Perwira bermata merah itu terdiam sejenak sebelum membanting tinjunya ke Senjata Rel Petir Taiyi dengan marah. Tepat ketika dia hendak mengumpat, seorang wanita dengan rambut acak-acakan tiba-tiba terhuyung-huyung mendekat dari gerbong nomor 15 dan berkata dengan gembira, “Komandan Batalyon, kami telah berhasil menghubungi markas. Bala bantuan akan tiba dalam 29 menit dan 52 detik, dan seorang kultivator dari Sekte Gunung Laut yang berpatroli di dekatnya juga akan tiba dalam 28 menit dan 29 detik!”
“Besar!”
Perwira bermata merah itu dengan gembira melambaikan lengannya yang kekar, tetapi sedetik kemudian, ia kembali murung. Sambil menggertakkan giginya, ia berkata, “Sialan, bajingan-bajingan ini akan mampu menembus barisan pertahanan dalam 25 menit! Sebelum bala bantuan tiba, kita sudah lama berubah menjadi mumi!”
“Tiga menit… tiga menit ini bisa menentukan apakah kita akan hidup atau mati… Akan lebih baik jika Railgun Petir Taiyi bisa ditembakkan lagi. Beberapa lusin bola petir sudah cukup untuk menunda para bajingan ini selama 3-5 menit lagi!”
“Tapi kita sudah tidak punya sel kristal super-kompresi khusus lagi. Sial, kita bahkan tidak bisa menembakkan satu peluru pun. Railgun Petir Taiyi ini sekarang tidak lebih dari sepotong besi tua!”
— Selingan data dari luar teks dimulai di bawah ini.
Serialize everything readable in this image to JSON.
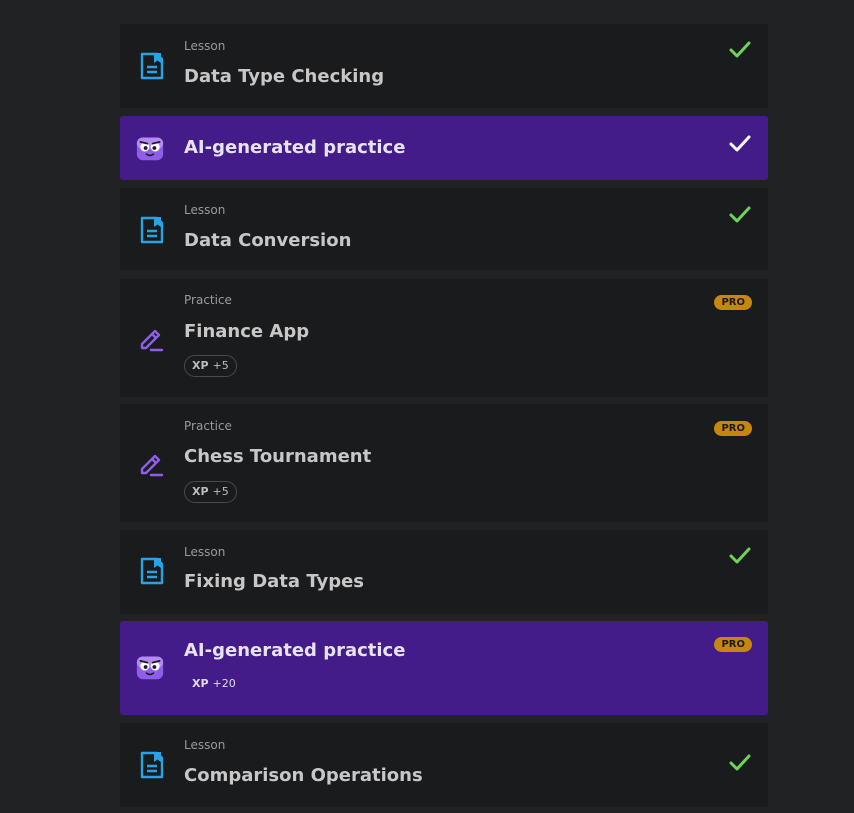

Ketika petugas bermata merah itu menjadi sangat frustrasi, Ding Yin tiba-tiba berkata, “Kita masih bisa menembakkan Railgun Petir Taiyi.”
“Apa?”
Perwira bermata merah itu terceng astonished. Tanpa sadar ia berkata, “Bagaimana mungkin? Saya sudah memeriksa dengan saksama amunisi peralatan sihir yang dimuat di kereta sebelum kereta berangkat. Kita hanya memiliki tiga sel kristal khusus, yang sudah habis. Bagaimana kita bisa menembakkan Railgun Petir Taiyi lagi?”
Ding Yin tersenyum tipis sebelum menunjuk dadanya yang mengerut. “Li Tua, kau lupa bahwa kita adalah kultivator. Kita memiliki banyak energi spiritual yang tersimpan di dalam tubuh kita, yang cukup untuk menembakkan Railgun Petir Taiyi.”
Sepasang mata petugas yang bermata merah itu hampir keluar dari rongganya saat dia meraung:
“Ding Tua, apa yang kau bicarakan? Tembakan terkuat dari Senjata Petir Taiyi setara dengan serangan kultivator tingkat puncak Tahap Pembentukan Inti dengan seluruh kekuatannya! Konsumsi energinya sangat mengerikan! Kita hanyalah kultivator tingkat rendah Tahap Pembangunan Fondasi, menurutmu berapa banyak energi spiritual yang tersimpan di dalam tubuh kita? Jika kita mencoba mengaktifkan Senjata Petir Taiyi, itu seperti meminta anak berusia tiga tahun untuk memegang pisau seberat seratus delapan puluh pon—itu benar-benar bunuh diri! Terlebih lagi, bahkan jika kita membakar hidup kita sendiri dan menghancurkan jiwa kita, dengan gegabah menguras energi spiritual kita—kita paling banyak hanya bisa menembakkan 2-3 tembakan!”
Ding Yin menatap langsung ke arah nyamuk perak berwajah hantu raksasa yang tidak terlalu jauh itu sebelum dengan sangat tenang bertanya balik, “Apakah 2-3 tembakan masih belum cukup?”
TLN:
[1] – Muatan listrik mengubah rasa yang Anda alami menjadi pahit atau manis, asin atau asam, tergantung pada frekuensi dan amplitudonya.